SWINDON was one of the birthplaces of the National Health Service, a crowd of heritage-lovers heard.

The Great Western Railway Medical Fund was an inspiration for NHS founder Nye Bevan. The organisation provided for the health needs of railway workers and their families until the health service was set up in 1948.

On Saturday, the part the medical fund played in the town’s history was marked with the unveiling of a new blue heritage plaque by group Swindon Heritage. It comes a month before the NHS's 70th anniversary.

Mayor Junab Ali was joined by Mike Atwell, grandson of one of the fund’s last commissioners, to reveal the new plaque. Mounted on the Faringdon Road façade of the Milton Road Baths, the plaque reads: “GWR Medical Fund HQ and Baths. The blueprint for the NHS.”

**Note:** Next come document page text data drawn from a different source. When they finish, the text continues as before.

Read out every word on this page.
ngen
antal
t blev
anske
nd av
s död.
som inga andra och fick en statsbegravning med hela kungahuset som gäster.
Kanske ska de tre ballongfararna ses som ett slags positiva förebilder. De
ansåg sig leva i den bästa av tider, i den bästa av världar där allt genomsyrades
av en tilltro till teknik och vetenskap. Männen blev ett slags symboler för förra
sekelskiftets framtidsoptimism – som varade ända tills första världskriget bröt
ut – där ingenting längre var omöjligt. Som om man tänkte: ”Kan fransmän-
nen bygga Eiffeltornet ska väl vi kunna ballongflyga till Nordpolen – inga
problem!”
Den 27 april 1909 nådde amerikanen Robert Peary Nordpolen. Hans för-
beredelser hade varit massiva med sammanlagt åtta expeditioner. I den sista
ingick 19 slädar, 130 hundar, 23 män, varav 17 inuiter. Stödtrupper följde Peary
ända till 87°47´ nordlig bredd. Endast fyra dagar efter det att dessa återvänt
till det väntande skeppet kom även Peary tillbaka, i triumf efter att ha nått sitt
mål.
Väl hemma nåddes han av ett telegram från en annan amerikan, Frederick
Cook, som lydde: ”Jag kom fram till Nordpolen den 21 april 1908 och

A large group gathered to watch the unveiling, with police officers called out to direct traffic around the crowd. Coun Ali told them: “We have a 200-year history and I think it is one of a kind in the country. This is as far as I know the birthplace of the NHS. We should be hugely proud of our history.We need to promote our town a lot better, promote our history, promote our heritage.”

Founded in 1847, the GWR Medical Fund moved from its Railway Village hospital to the new purpose-built Milton Road Baths in the 1890s. The baths boasted range of health treatments and professionals, from doctors and dentists to a pharmacy and Turkish baths.

Mike Atwell’s grandfather, Jack Dixon, oversaw the transfer of the fund from the GWR to the state in 1948. “My mother always said Jack owed his life to the medical fund,” said Mike. “He was prescribed penicillin in the 1940s before it was widely available across the country.”

Jean Allen, 86, of Rodbourne Cheney, remembered life working in the Milton Road Baths. The former dental nurse said: “One thing I remember in the railway works, they issued little brass checks to those waiting for doctors’ appointments downstairs. You kept hearing the ‘tinkle tinkle’ of the checks. When they said they were going to move to Carfax Street I asked what they were going to do with the brass checks. They said, ‘That’s old hat.’ They used plastic.”

Where are all Swindon's blue plaques?

The unveiling of the blue plaque came as Swindon celebrated Civic Day, with tours around the historic Health Hydro and Railway Village.

Campaigners fear the 120-year-old baths could be under threat. In 2016, Greenwich Leisure Limited, which leases the site from the council, announced a consultation to convert the Turkish baths into 30 flats. A petition against the move has been signed by almost 6,000 people.

GLL has said no decision over the flats plan had been made.

Speaking to crowds on Civic Day, South Swindon MP Robert Buckland alluded to the controversy over the baths’ future: “Together we can make progress. We’re probably going to need help and support from other agencies, but there’s a lot we can do.”